White House officials and aides to Health and Human Services Secretary Kathleen Sebelius on Thursday vowed rapid follow up to President Obama's call for medical malpractice reform as part of his push for passage of a health care reform bill.

Sebelius hopes to announce within a month the location and scope of demonstration projects to curb frivolous lawsuits and, possibly, reduce the use of so-called defensive medicine to avoid them, an administration official told FOX News.

No decisions have been made, but the administration is looking at two approaches: One is to have doctors admit and disclose a medical mistake soon after it occurred and having patients submit a potential malpractice claim to a mediator instead of filing a lawsuit. The other is to have an independent panel of experts review the merit of a patient's claim and validate it through an affidavit before a lawsuit can be filed.

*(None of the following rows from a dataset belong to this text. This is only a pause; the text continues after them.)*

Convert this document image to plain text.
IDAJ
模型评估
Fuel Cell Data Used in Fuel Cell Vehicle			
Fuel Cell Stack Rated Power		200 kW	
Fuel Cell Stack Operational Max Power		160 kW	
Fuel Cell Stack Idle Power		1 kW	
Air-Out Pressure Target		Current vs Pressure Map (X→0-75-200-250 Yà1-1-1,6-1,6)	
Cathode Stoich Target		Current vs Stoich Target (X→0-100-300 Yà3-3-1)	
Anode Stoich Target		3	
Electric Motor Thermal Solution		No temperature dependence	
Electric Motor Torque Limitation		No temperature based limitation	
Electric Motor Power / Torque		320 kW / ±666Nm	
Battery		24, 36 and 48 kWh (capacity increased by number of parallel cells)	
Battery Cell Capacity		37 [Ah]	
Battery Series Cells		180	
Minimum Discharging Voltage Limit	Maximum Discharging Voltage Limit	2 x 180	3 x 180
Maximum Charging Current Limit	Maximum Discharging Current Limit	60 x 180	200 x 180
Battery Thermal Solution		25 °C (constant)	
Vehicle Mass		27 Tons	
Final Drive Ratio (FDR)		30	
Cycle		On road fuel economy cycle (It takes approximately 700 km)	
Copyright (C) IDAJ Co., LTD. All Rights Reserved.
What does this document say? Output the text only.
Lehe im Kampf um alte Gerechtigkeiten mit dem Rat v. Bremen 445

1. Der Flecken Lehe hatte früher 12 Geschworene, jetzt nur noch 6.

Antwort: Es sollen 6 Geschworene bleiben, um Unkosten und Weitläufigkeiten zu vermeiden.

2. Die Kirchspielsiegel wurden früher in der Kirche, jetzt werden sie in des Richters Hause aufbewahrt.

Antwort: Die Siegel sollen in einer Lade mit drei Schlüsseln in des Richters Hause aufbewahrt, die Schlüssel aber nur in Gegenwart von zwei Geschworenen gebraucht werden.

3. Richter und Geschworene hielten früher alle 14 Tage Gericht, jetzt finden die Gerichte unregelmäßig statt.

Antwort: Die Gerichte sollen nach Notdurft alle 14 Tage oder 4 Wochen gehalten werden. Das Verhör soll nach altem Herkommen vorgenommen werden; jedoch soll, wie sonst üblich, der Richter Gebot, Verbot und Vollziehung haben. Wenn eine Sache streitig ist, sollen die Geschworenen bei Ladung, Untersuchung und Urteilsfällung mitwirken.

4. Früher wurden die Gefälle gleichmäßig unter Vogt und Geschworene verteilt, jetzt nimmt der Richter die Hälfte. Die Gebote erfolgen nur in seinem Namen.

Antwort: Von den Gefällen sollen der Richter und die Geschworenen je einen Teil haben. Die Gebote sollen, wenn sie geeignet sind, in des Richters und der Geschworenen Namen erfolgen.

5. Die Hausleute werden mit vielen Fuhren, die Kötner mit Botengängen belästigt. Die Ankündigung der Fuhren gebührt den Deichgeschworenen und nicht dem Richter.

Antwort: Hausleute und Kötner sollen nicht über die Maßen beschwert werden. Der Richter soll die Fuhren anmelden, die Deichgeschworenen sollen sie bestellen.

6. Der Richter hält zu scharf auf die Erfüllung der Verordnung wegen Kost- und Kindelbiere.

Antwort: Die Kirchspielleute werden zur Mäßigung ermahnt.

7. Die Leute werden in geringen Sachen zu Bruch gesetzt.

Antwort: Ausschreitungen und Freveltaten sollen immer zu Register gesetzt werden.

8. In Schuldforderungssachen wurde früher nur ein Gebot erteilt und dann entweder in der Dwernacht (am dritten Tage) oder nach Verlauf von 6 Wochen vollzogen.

"The president has asked the secretary to move forward on this issue, he highlighted in his speech and the secretary is committed to carrying out the president's wishes," the official told FOX News.

Obama's pledge Wednesday to examine medical malpractice reform was met with skepticism from Republicans, who signaled Thursday that the president will have to take concrete steps toward reining in runaway trial costs before winning their support on health care reform.

Click here for more on the Republican reaction.

Republicans see tort reform as a way to drive down health care costs, and Obama drew applause in his address to a joint session of Congress when he introduced his initiative.

"I don't believe malpractice reform is a silver bullet, but I've talked to enough doctors to know that defensive medicine may be contributing to unnecessary costs," Obama said.

The Health and Human Services Department's Agency for Health Care Research and quality will review the best approaches to dealing with frivolous lawsuits and report soon to Sebelius on recommendations for demonstration projects.

Officials acknowledged Republican skepticism that Sebelius, who served from 1977 to 1986 as a lobbyist and executive director of the Kansas Trial Lawyers' Association, would move aggressively on tort reform.

"I would only say that the secretary was also the insurance commissioner in Kansas and has seen both sides of this issue," the administration official told FOX News. "And she will deal with as the president has directed. The previous president, who was a tort reform advocate, never sought to do what we are now preparing to do."